Meniti Jejak Bencana, Menyibak Stigma yang Meraja
Oleh: Yesi Sopariah
Desa Bojong
Hari kedua pelaksanaan KKL, kami berangkat dari Kasepuhan Adat menuju Desa Cicadas. Kami melakukan survey dan penelitian baik sosial maupun fisik di salah satu desa yang ada disana, yakni desa Bojong. Desa ini letaknya jauh dari jalan raya. Aksesnya terbilang sulit lantaran harus melewati jalan rusak yang sangat curam. Dibutuhkan waktu sekitar setengah jam untuk sampai kesana jika menggunakan mobil dolak. Perjalanan terasa mendebarkan, karena disuguhi oleh pemandangan jurang yang mengerikan dari sisi kanan dan kiri jalan.
Desa Bojong ini kabarnya memang berpotensi terjadi bencana longsor. Karenanya, Badan Penanggulangan Bencana Daerah sudah melakukan evakuasi sebelum bencana terjadi. Sebagian besar rumah sudah kosong, karena sebagian warga sudah mengungsi dan mendirikan rumah baru di tempat lain. Tampak beberapa warga masih beraktivitas meskipun sudah mendapat peringatan. Pengamatan kami dimulai dengan instrumen kajian fisik, seperti struktur tanah, morfologi lahan, jenis batuan dan intensitas curah hujan. Dua hari sebelum kami datang kesini, kabarnya sudah terjadi gerakan massa yang mengakibatkan beberapa bangunan retak dan sebagian malah sudah ambruk. Ironisnya, meskipun secara fisik desa ini rentan akan bencana longsor, masih ada saja warga yang tetap memilih tinggal lantaran faktor keterbatasan secara materi.
Desa Cimapag
Hari ketiga pelaksanaan KKL tahap 1 Mahasiswa Pendidikan Geografi angkatan 2018 dilaksanakan di Desa Cimapag. Desa yang merupakan lokasi tempat terjadinya longsor pada 2018 ini, memiliki aksesbilitas yang cukup sulit. Sekitar lima kilometer kami berjalan menuju Desa Cimapag. Aspek fisik yang kami pelajari, adalah faktor penyebab terjadinya longsor di desa ini. Temuan yang kami dapat, yakni ketidaksesuaian antara penggunaan lahan dengan morfologi lahan yang memang menjadi faktor utama. Desa Cimapag seharusnya tidak dijadikan sebagai pemukiman ataupun pesawahan karena struktur tanah dan batuan yang tidak memungkinkan untuk dijadikan pondasi bangunan.

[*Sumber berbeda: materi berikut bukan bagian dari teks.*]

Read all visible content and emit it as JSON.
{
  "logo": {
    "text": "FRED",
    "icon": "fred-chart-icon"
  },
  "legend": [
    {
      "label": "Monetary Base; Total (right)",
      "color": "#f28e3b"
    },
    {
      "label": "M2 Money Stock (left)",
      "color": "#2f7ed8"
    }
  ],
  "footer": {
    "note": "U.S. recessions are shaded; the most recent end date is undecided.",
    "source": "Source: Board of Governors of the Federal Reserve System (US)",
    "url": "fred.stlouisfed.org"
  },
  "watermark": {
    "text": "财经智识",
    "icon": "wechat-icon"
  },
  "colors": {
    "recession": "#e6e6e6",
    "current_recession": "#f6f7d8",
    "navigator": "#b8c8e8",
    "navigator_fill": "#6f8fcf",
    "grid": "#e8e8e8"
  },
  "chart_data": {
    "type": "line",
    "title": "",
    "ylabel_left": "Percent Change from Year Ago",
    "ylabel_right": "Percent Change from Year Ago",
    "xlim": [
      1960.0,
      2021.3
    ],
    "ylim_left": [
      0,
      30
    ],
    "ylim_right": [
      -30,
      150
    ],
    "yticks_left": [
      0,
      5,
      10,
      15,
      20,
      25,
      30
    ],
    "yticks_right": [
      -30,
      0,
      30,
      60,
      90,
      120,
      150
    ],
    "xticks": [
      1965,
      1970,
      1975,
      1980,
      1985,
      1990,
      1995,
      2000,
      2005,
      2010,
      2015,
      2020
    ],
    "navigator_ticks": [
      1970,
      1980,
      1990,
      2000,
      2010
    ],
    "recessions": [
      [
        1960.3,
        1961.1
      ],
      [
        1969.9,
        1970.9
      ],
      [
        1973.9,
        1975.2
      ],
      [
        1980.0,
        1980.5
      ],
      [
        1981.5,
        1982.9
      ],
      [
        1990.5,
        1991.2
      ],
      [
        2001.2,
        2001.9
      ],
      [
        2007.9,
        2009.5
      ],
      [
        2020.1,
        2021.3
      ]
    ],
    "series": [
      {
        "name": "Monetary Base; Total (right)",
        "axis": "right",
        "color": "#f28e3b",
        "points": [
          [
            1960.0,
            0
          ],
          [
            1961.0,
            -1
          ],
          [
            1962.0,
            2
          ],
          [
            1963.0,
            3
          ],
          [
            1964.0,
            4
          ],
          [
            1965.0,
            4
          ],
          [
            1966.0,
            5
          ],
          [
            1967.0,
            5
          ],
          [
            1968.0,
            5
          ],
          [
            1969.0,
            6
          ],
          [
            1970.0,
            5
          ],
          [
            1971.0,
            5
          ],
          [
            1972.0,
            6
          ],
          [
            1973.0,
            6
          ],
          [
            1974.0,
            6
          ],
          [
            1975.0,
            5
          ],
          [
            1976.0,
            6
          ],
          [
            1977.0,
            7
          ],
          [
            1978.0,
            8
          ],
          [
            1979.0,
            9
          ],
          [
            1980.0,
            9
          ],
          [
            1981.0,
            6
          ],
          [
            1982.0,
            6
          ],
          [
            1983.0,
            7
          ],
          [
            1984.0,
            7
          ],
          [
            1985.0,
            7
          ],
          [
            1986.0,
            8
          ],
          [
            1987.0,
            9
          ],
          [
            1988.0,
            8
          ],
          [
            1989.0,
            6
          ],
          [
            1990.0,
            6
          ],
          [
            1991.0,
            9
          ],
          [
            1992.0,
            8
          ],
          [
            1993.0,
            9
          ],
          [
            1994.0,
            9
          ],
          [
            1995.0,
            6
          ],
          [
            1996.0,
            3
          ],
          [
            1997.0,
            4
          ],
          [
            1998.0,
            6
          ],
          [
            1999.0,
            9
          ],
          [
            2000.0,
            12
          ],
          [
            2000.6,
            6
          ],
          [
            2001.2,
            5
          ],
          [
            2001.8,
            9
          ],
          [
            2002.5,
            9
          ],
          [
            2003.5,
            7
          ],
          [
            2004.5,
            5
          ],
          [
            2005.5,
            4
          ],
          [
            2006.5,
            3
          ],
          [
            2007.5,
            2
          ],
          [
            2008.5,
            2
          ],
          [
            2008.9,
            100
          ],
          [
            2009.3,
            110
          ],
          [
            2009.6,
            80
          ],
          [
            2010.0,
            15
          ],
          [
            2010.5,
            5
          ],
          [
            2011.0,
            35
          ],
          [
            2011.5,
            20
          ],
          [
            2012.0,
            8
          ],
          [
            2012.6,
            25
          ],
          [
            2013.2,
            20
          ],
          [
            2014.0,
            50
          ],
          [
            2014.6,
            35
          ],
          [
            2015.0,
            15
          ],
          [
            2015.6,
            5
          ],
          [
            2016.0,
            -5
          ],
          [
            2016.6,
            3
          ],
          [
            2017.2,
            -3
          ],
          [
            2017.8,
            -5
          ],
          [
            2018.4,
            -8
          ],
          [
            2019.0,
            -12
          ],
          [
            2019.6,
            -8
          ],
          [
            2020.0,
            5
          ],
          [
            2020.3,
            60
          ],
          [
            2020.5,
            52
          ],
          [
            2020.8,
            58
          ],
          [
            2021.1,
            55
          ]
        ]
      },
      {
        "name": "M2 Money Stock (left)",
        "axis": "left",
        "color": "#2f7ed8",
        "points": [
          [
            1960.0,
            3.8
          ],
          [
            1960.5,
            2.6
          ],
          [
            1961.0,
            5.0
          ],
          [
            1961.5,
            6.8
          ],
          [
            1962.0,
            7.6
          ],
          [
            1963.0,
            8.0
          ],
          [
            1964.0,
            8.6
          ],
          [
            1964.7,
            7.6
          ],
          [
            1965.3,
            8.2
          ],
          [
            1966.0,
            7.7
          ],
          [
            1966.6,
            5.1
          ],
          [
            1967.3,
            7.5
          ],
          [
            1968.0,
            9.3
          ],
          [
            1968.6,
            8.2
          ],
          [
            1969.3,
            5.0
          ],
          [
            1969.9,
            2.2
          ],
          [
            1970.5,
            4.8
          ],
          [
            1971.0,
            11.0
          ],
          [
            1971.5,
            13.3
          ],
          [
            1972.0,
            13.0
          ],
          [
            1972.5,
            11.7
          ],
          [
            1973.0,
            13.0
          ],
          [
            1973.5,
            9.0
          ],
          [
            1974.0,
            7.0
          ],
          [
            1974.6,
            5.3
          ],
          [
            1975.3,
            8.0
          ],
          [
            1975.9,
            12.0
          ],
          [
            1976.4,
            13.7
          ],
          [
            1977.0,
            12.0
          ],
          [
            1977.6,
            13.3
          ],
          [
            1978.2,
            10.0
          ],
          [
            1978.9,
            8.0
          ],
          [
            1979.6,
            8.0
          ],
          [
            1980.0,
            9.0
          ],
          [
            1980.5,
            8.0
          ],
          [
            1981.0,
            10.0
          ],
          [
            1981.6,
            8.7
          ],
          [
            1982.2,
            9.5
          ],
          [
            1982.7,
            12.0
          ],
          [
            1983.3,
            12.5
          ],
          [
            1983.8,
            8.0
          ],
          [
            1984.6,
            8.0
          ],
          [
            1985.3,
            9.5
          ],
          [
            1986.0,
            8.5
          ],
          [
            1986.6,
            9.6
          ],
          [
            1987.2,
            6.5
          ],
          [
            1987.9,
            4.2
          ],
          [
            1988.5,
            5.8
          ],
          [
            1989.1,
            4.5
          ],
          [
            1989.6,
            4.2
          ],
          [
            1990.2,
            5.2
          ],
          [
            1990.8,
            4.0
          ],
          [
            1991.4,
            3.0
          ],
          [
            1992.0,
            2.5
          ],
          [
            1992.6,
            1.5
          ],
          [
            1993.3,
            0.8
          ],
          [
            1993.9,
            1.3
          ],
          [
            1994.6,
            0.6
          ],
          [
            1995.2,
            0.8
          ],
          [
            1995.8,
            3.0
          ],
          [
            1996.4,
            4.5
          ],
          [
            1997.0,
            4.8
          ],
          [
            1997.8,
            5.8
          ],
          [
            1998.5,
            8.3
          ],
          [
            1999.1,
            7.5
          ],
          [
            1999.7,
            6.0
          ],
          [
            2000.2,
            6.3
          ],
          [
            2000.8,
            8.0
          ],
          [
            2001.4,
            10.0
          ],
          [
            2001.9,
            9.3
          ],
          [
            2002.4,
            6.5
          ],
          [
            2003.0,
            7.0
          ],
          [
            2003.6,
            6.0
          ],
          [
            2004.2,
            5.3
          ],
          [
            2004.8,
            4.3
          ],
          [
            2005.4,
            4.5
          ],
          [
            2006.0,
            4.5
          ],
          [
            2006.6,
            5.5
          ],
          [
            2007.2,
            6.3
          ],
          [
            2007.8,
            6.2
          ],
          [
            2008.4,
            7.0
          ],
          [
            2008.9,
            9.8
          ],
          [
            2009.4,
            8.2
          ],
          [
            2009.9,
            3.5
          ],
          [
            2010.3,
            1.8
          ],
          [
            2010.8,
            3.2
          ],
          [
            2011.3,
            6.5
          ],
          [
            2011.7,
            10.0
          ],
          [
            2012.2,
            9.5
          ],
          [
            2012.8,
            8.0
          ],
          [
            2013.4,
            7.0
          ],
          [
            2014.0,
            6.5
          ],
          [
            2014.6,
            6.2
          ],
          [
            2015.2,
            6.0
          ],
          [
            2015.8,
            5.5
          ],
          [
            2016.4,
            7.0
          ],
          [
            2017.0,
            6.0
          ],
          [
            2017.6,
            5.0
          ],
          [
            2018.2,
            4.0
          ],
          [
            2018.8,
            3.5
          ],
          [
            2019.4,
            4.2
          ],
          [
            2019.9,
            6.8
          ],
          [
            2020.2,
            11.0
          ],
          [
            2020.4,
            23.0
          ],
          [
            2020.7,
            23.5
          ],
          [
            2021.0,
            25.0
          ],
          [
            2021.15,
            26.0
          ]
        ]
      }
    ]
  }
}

“Tercatat 33 korban jiwa dalam kejadian bencana longsor tersebut. Satu diantaranya dinyatakan hilang, karena tidak berhasil ditemukan” tutur salah satu warga yang juga merupakan korban longsor. Dari 33 korban, lima diantaranya adalah anak-anak, 10 remaja, dan 18 orang adalah orang tua. Beberapa dari kami naik ke tempat terjadinya longsor untuk mengukur solum tanah. Sementara saya dan beberapa teman saya mengidentifikasi karakteristik fisik yang ada di daerah longsor yaitu sekitar puing-puing bekas pemukiman yang sudah rusak. Masih ada beberapa rumah berdiri dan hanya mengalami kerusakan ringan.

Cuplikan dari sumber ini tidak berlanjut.